JAKARTA, Beritaone.id – Sebelumnya pada Jumat (22/4/2022), Presiden Joko Widodo setelah melakukan rapat internal dalam upaya pemenuhan pasokan Bahan Pokok nasional, telah menetapkan melarang ekspor bahan baku minyak goreng dan minyak goreng sawit yang akan efektif 28 April 2022.
Sehari setelahnya, kebijakan tersebut direspon dengan penurunan harga Tandan Buah Segar (TBS) Sawit Petani secara sepihak oleh sejumlah Pabrik kelapa Sawit (PKS). Merujuk catatan Serikat Petani Kelapa Sawit (SPKS), harga per Senin (25/4/2022) sudah mulai ada penurunan kembali, ada yang turun hingga Rp. 1.000 rupiah.
“Tapi ada juga yang Rp 400-600/kg, Semuanya bervariasi,” kata Sekjen SPKS, Mansuetus Darto.
Lebih lanjut tutur Darto, padahal kebijakan tersebut belum resmi diterapkan, selanjutnya juga tidak diketahui data yang sahih mengenai berapa produksi minyak sawit mentah (CPO) yang masih ada di dalam negeri dan tidak terangkut untuk kegiatan ekspor.
Lantas, berapa kapasitas tanki timbun (bulking storage) yang ada dari semua perusahaan kelapa sawit di sektor hulu (perkebunan) hingga berapa kapasitas tangki timbun di pelabuhan.
“Bila saja diketahui kapasitas tanki timbun ini, dan bisa menampung hingga sampai kapan, bisa menjadi dasar dalam penetapan berapa lama kemampuan kita untuk menerapkan kebijakan ini. Kalau itu sudah ada maka tidak akan ada kekhawatiran yang berlebihan. Bisa jadi saat ini, tangki timbun itu masih kosong dan proses produksi bisa berjalan terus. Di lapangan, produksi jalan terus artinya tanki-tangki aman,” ujar Darto
Bahkan kata dia, Indonesia pernah mengalami over load produksi hingga 4,5 juta ton minyak sawit mentah (CPO).

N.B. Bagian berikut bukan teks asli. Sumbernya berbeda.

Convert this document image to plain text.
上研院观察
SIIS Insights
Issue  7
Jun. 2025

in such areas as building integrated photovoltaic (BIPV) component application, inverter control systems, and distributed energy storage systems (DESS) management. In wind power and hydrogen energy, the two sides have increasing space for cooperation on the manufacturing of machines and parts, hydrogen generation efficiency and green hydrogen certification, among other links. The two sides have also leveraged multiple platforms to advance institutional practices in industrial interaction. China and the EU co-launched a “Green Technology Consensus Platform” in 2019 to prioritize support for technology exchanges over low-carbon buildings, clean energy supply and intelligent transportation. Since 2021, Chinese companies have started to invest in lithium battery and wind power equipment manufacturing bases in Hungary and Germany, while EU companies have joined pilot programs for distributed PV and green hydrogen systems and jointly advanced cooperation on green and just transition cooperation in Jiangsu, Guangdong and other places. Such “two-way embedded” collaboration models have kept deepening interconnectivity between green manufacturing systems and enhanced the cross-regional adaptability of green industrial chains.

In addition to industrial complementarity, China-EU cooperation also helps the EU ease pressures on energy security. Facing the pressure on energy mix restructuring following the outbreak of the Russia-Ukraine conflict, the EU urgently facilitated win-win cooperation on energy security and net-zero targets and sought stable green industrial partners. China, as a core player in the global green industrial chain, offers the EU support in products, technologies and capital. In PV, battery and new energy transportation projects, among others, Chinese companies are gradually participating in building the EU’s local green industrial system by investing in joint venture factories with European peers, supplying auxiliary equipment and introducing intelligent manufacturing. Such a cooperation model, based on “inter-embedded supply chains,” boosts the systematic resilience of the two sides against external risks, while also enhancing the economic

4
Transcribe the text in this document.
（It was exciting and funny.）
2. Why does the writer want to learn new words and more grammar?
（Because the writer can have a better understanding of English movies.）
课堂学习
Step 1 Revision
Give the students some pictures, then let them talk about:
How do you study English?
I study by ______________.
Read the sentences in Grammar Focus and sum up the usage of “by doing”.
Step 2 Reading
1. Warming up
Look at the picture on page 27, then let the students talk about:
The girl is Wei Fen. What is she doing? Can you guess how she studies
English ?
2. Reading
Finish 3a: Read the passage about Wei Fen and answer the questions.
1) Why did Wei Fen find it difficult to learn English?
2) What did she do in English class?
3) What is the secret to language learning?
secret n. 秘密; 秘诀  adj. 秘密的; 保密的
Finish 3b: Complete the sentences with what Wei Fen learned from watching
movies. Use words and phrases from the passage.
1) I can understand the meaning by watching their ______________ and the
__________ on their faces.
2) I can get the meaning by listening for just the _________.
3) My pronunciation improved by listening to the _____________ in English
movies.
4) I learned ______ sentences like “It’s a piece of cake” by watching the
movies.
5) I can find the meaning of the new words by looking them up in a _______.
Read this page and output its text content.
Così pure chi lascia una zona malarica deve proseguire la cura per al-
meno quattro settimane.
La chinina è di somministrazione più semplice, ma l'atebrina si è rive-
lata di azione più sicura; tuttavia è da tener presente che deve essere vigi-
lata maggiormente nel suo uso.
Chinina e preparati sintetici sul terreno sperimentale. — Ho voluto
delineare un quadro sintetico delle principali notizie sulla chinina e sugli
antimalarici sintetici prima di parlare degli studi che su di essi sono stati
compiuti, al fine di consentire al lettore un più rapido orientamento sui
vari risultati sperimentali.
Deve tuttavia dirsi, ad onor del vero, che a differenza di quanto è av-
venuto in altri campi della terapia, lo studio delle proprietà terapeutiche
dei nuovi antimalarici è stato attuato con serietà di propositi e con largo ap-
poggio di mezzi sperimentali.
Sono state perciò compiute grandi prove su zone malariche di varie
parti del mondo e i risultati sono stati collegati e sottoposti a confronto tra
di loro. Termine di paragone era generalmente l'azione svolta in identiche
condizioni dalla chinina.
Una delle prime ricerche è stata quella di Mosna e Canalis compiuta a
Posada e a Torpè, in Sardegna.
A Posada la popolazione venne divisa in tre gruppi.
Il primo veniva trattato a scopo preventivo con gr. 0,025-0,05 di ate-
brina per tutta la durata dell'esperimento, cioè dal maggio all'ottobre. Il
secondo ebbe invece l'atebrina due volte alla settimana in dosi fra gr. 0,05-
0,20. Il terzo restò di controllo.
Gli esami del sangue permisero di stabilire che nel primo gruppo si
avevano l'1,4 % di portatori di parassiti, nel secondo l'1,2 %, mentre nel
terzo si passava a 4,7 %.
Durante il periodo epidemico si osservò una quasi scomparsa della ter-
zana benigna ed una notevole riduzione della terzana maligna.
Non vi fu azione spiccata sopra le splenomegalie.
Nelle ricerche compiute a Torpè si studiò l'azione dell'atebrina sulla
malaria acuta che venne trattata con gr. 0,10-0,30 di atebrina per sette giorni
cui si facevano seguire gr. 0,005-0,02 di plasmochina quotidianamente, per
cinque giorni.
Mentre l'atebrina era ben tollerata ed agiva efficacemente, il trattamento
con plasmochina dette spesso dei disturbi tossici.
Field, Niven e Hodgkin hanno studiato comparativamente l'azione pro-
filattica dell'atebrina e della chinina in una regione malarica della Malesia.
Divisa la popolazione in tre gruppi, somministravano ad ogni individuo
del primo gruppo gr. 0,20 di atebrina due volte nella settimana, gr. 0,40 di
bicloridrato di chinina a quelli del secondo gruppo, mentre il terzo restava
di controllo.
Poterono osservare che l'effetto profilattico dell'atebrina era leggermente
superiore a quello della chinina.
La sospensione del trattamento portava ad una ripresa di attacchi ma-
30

“Dan saya kira kemampuan tanki timbun kita aman untuk kapasitas seperti itu,” katanya.
Sayangnya perusahaan itu maunya untung di lapangan. Merujuk perkiraan Darto, kebijakan Jokowi ini coba dilawan oleh para perusahaan dengan membuat kekisruhan di lapangan. Kekisruhan ini sangat diharapkan oleh pelaku usaha agar kebijakan ini dibatalkan.
“Mereka (perusahaan yang paling rugi) karena sudah ada kontrak dengan pembeli luar negri dan Jadwal kapal pengangkut. Kerugian mereka ini mau dibebankan ke petani. Mereka ingin meraih keuntungan dari pasar internasional dengan domestik. Kebijakan Presiden itu, merugikan mereka. Sayangnya, petani dikorbankan oleh mereka,” kata Darto.
Lebih lanjut tutur Darto, selain itu, mereka juga membeli murah TBS sawit petani dan nantinya mereka jual dengan harga normal. Artinya apa? Mereka untung besar. “Karena itu, mabes polri harus awasi dan Dinas-dinas serta Bupati di daerah untuk memberikan ketegasan dan sanksi pada perusahaan yang bandel, Kami mengecam perusahaan-perusaan sawit itu,” tandas Darto.